– Назад, к старикам! – вот лозунг, который скоро выставит молодая Россия, которая будет Россией крестьянской.
– Откуда же взять стариков? – спросят меня. – Их ведь нет теперь в России!
– Ничего! Состарятся и те, кто молоды теперь, и тогда они не будут уж с таким азартом истреблять мужиков за то, что те никак не верят в Маркса, а в Господа Бога!

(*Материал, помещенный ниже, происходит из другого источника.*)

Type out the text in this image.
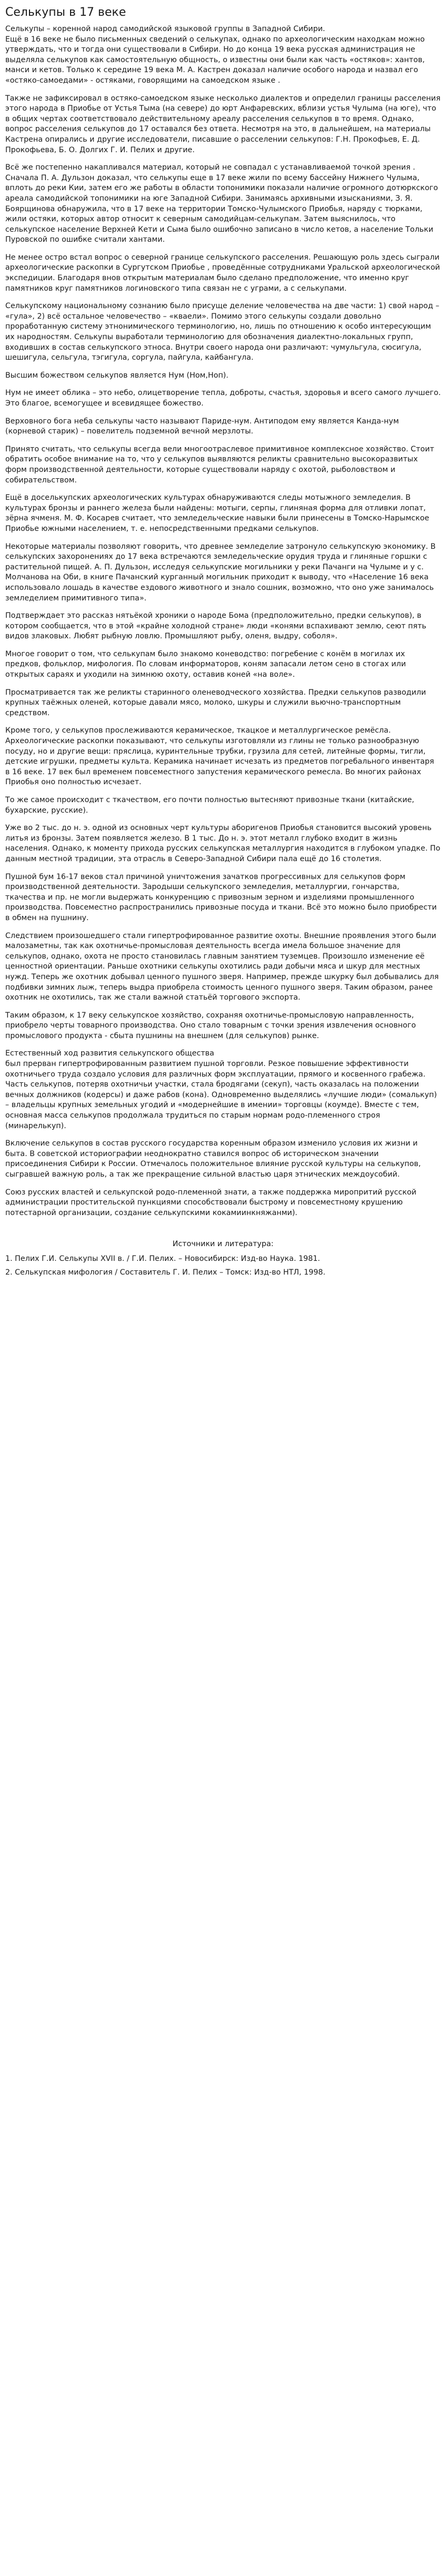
Селькупы в 17 веке

Селькупы – коренной народ самодийской языковой группы в Западной Сибири.
Ещё в 16 веке не было письменных сведений о селькупах, однако по археологическим находкам можно утверждать, что и тогда они существовали в Сибири. Но до конца 19 века русская администрация не выделяла селькупов как самостоятельную общность, о известны они были как часть «остяков»: хантов, манси и кетов. Только к середине 19 века М. А. Кастрен доказал наличие особого народа и назвал его «остяко-самоедами» - остяками, говорящими на самоедском языке .

Также не зафиксировал в остяко-самоедском языке несколько диалектов и определил границы расселения этого народа в Приобье от Устья Тыма (на севере) до юрт Анфаревских, вблизи устья Чулыма (на юге), что в общих чертах соответствовало действительному ареалу расселения селькупов в то время. Однако, вопрос расселения селькупов до 17 оставался без ответа. Несмотря на это, в дальнейшем, на материалы Кастрена опирались и другие исследователи, писавшие о расселении селькупов: Г.Н. Прокофьев, Е. Д. Прокофьева, Б. О. Долгих Г. И. Пелих и другие.

Всё же постепенно накапливался материал, который не совпадал с устанавливаемой точкой зрения . Сначала П. А. Дульзон доказал, что селькупы еще в 17 веке жили по всему бассейну Нижнего Чулыма, вплоть до реки Кии, затем его же работы в области топонимики показали наличие огромного дотюркского ареала самодийской топонимики на юге Западной Сибири. Занимаясь архивными изысканиями, З. Я. Боярщинова обнаружила, что в 17 веке на территории Томско-Чулымского Приобья, наряду с тюрками, жили остяки, которых автор относит к северным самодийцам-селькупам. Затем выяснилось, что селькупское население Верхней Кети и Сыма было ошибочно записано в число кетов, а население Тольки Пуровской по ошибке считали хантами.

Не менее остро встал вопрос о северной границе селькупского расселения. Решающую роль здесь сыграли археологические раскопки в Сургутском Приобье , проведённые сотрудниками Уральской археологической экспедиции. Благодаря внов открытым материалам было сделано предположение, что именно круг памятников круг памятников логиновского типа связан не с уграми, а с селькупами.

Селькупскому национальному сознанию было присуще деление человечества на две части: 1) свой народ – «гула», 2) всё остальное человечество – «кваели». Помимо этого селькупы создали довольно проработанную систему этнонимического терминологию, но, лишь по отношению к особо интересующим их народностям. Селькупы выработали терминологию для обозначения диалектно-локальных групп, входивших в состав селькупского этноса. Внутри своего народа они различают: чумульгула, сюсигула, шешигула, сельгула, тэгигула, соргула, пайгула, кайбангула.

Высшим божеством селькупов является Нум (Ном,Ноп).

Нум не имеет облика – это небо, олицетворение тепла, доброты, счастья, здоровья и всего самого лучшего. Это благое, всемогущее и всевидящее божество.

Верховного бога неба селькупы часто называют Париде-нум. Антиподом ему является Канда-нум (корневой старик) – повелитель подземной вечной мерзлоты.

Принято считать, что селькупы всегда вели многоотраслевое примитивное комплексное хозяйство. Стоит обратить особое внимание на то, что у селькупов выявляются реликты сравнительно высокоразвитых форм производственной деятельности, которые существовали наряду с охотой, рыболовством и собирательством.

Ещё в доселькупских археологических культурах обнаруживаются следы мотыжного земледелия. В культурах бронзы и раннего железа были найдены: мотыги, серпы, глиняная форма для отливки лопат, зёрна ячменя. М. Ф. Косарев считает, что земледельческие навыки были принесены в Томско-Нарымское Приобье южными населением, т. е. непосредственными предками селькупов.

Некоторые материалы позволяют говорить, что древнее земледелие затронуло селькупскую экономику. В селькупских захоронениях до 17 века встречаются земледельческие орудия труда и глиняные горшки с растительной пищей. А. П. Дульзон, исследуя селькупские могильники у реки Пачанги на Чулыме и у с. Молчанова на Оби, в книге Пачанский курганный могильник приходит к выводу, что «Население 16 века использовало лошадь в качестве ездового животного и знало сошник, возможно, что оно уже занималось земледелием примитивного типа».

Подтверждает это рассказ нятьёкой хроники о народе Бома (предположительно, предки селькупов), в котором сообщается, что в этой «крайне холодной стране» люди «конями вспахивают землю, сеют пять видов злаковых. Любят рыбную ловлю. Промышляют рыбу, оленя, выдру, соболя».

Многое говорит о том, что селькупам было знакомо коневодство: погребение с конём в могилах их предков, фольклор, мифология. По словам информаторов, коням запасали летом сено в стогах или открытых сараях и уходили на зимнюю охоту, оставив коней «на воле».

Просматривается так же реликты старинного оленеводческого хозяйства. Предки селькупов разводили крупных таёжных оленей, которые давали мясо, молоко, шкуры и служили вьючно-транспортным средством.

Кроме того, у селькупов прослеживаются керамическое, ткацкое и металлургическое ремёсла. Археологические раскопки показывают, что селькупы изготовляли из глины не только разнообразную посуду, но и другие вещи: пряслица, куринтельные трубки, грузила для сетей, литейные формы, тигли, детские игрушки, предметы культа. Керамика начинает исчезать из предметов погребального инвентаря в 16 веке. 17 век был временем повсеместного запустения керамического ремесла. Во многих районах Приобья оно полностью исчезает.

То же самое происходит с ткачеством, его почти полностью вытесняют привозные ткани (китайские, бухарские, русские).

Уже во 2 тыс. до н. э. одной из основных черт культуры аборигенов Приобья становится высокий уровень литья из бронзы. Затем появляется железо. В 1 тыс. До н. э. этот металл глубоко входит в жизнь населения. Однако, к моменту прихода русских селькупская металлургия находится в глубоком упадке. По данным местной традиции, эта отрасль в Северо-Западной Сибири пала ещё до 16 столетия.

Пушной бум 16-17 веков стал причиной уничтожения зачатков прогрессивных для селькупов форм производственной деятельности. Зародыши селькупского земледелия, металлургии, гончарства, ткачества и пр. не могли выдержать конкуренцию с привозным зерном и изделиями промышленного производства. Повсеместно распространились привозные посуда и ткани. Всё это можно было приобрести в обмен на пушнину.

Следствием произошедшего стали гипертрофированное развитие охоты. Внешние проявления этого были малозаметны, так как охотничье-промысловая деятельность всегда имела большое значение для селькупов, однако, охота не просто становилась главным занятием туземцев. Произошло изменение её ценностной ориентации. Раньше охотники селькупы охотились ради добычи мяса и шкур для местных нужд. Теперь же охотник добывал ценного пушного зверя. Например, прежде шкурку был добывались для подбивки зимних лыж, теперь выдра приобрела стоимость ценного пушного зверя. Таким образом, ранее охотник не охотились, так же стали важной статьёй торгового экспорта.

Таким образом, к 17 веку селькупское хозяйство, сохраняя охотничье-промысловую направленность, приобрело черты товарного производства. Оно стало товарным с точки зрения извлечения основного промыслового продукта - сбыта пушнины на внешнем (для селькупов) рынке.

Естественный ход развития селькупского общества
был прерван гипертрофированным развитием пушной торговли. Резкое повышение эффективности охотничьего труда создало условия для различных форм эксплуатации, прямого и косвенного грабежа.
Часть селькупов, потеряв охотничьи участки, стала бродягами (секуп), часть оказалась на положении вечных должников (кодерсы) и даже рабов (кона). Одновременно выделялись «лучшие люди» (сомалькуп) – владельцы крупных земельных угодий и «модернейшие в имении» торговцы (коумде). Вместе с тем, основная масса селькупов продолжала трудиться по старым нормам родо-племенного строя (минарелькуп).

Включение селькупов в состав русского государства коренным образом изменило условия их жизни и быта. В советской историографии неоднократно ставился вопрос об историческом значении присоединения Сибири к России. Отмечалось положительное влияние русской культуры на селькупов, сыгравшей важную роль, а так же прекращение сильной властью царя этнических междоусобий.

Союз русских властей и селькупской родо-племенной знати, а также поддержка миропритий русской администрации простительской пункциями способствовали быстрому и повсеместному крушению потестарной организации, создание селькупскими кокамиинкняжанми).

Источники и литература:

1. Пелих Г.И. Селькупы XVII в. / Г.И. Пелих. – Новосибирск: Изд-во Наука. 1981.

2. Селькупская мифология / Составитель Г. И. Пелих – Томск: Изд-во НТЛ, 1998.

– Но позвольте, – скажут мне, – вы, значит, отвергаете молодость? Разве Александр Македонский, повоевавший весь мир, не был тридцатилетним молодцом? Разве не тридцати трёх лет от роду закончил Христос свой земной путь?
– Да, – скажу я, – я согласен, чтобы правили молодые, но с условием: чтобы они правили так же мудро, как правили бы старики, и, кроме того, чтобы они уважали стариков, хранили по отношению к ним определённый пиетет…
Пусть правят молодые и энергичные, но пусть они помнят твёрдо, что в душе старика, т. е. человека, который много жил, – лежит какой-то замкнутый круг времени. Опыт такого человека не прельстится на блеск какого-нибудь случайного явления, на что всегда готова молодость; то, что следит среди шума и гула жизни старик, полно особенных вечных ценностей. Старик знает отлично, что эти вечные ценности неизменны, как солнце, и сколько бы ни стремились к ним люди, сколько бы ни приближались к ним, они останутся на месте; и что в то же время они мгновенно даются тому, кто совершил какое-нибудь настоящее дело, полноценное, как золотой самородок, и поэтому старик, говорящий «хорошо», – определяет «хорошее дело» не по своему субъективному критерию, а по тому опыту, который дала ему жизнь, – часто по очень горькому опыту – и потому часто он счастлив лишь в старости.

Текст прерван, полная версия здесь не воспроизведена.